Origami itself is known as the Japanese art of Paper Folding. It actually was 'invented' in China around the first or second century, and migrated to Japan around the sixth.
It is believed to have spread to Europe through the Moors, to have appeared in Spain somewhere between the 10th and the 13th century, and to have spread further in Europe as time progressed.
It finally reached the United States and the United Kingdom in the 19th century, where it gave birth to Mathematical Origami.
A better history is available at http://tqjunior.thinkquest.org/5402/history.html?tqskip=1
In 1945, in the United States, people started to look at origami from a mathematical point of view. From there, the great adventure started. People started to publish axiom sets, proofs about origami models, and other such things.
The most powerful set of axioms known today is from Humiaki Huzita, and was published in his paper "Understanding Geometry through Origami Axioms", published in "Proceedings of the First International Conference on Origami in Education and Therapy". The conference was held in Italy, in 1992.

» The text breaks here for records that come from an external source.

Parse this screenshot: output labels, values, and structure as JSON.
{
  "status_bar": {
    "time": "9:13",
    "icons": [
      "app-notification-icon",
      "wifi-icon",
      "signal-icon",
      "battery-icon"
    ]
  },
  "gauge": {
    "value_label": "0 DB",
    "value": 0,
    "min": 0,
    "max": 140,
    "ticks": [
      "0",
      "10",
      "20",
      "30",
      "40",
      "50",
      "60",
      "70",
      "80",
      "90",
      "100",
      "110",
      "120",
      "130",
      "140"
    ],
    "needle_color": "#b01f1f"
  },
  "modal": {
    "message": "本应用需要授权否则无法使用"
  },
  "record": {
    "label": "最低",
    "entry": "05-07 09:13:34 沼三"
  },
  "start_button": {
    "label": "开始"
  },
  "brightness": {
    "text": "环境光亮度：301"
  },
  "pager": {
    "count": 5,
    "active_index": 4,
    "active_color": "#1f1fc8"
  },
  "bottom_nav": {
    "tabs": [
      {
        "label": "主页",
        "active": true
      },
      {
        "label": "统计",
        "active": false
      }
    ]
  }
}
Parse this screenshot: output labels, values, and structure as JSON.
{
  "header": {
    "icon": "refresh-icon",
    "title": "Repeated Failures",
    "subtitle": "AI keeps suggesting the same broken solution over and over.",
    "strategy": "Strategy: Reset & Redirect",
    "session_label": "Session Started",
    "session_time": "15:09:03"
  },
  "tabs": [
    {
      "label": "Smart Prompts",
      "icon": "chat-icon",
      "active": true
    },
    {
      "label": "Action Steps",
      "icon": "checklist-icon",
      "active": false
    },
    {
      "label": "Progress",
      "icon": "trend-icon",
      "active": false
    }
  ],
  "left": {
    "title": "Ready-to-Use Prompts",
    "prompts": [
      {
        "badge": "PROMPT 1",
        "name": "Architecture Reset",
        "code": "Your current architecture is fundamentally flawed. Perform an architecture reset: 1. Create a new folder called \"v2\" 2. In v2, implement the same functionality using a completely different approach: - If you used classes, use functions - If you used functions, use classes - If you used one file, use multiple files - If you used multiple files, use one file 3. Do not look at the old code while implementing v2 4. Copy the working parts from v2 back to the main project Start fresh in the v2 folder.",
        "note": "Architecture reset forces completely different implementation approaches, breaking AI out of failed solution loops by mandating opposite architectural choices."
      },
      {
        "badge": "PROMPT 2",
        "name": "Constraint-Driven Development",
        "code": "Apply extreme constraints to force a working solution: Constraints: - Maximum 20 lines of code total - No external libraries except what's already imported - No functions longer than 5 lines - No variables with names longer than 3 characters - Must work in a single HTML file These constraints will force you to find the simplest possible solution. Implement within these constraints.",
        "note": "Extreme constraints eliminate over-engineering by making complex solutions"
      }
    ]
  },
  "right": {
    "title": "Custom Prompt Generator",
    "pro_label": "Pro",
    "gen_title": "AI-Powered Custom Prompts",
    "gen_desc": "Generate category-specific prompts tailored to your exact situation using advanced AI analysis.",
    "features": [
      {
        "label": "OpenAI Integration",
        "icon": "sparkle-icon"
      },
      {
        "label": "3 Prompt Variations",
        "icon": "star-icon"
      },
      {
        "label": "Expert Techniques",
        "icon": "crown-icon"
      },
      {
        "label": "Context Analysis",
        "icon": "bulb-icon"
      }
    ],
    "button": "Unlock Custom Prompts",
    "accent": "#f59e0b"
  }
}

A better and more thorough history is available at http://www.paperfolding.com/history/
Computational Origami is Origami seen by a computer scientist. That is, Origami explored with the purpose of designing algorithms to solve Origami problems, proving the universality of some problems (proving that a solution always exist) and the intractability (cannot be solved by computers in a reasonable amount of time, for non-trivial instances of the problem) of other problems (or worse, of the same problems!)
The current work in Computational Origami is well summarized by Erik Demaine, at his webpage.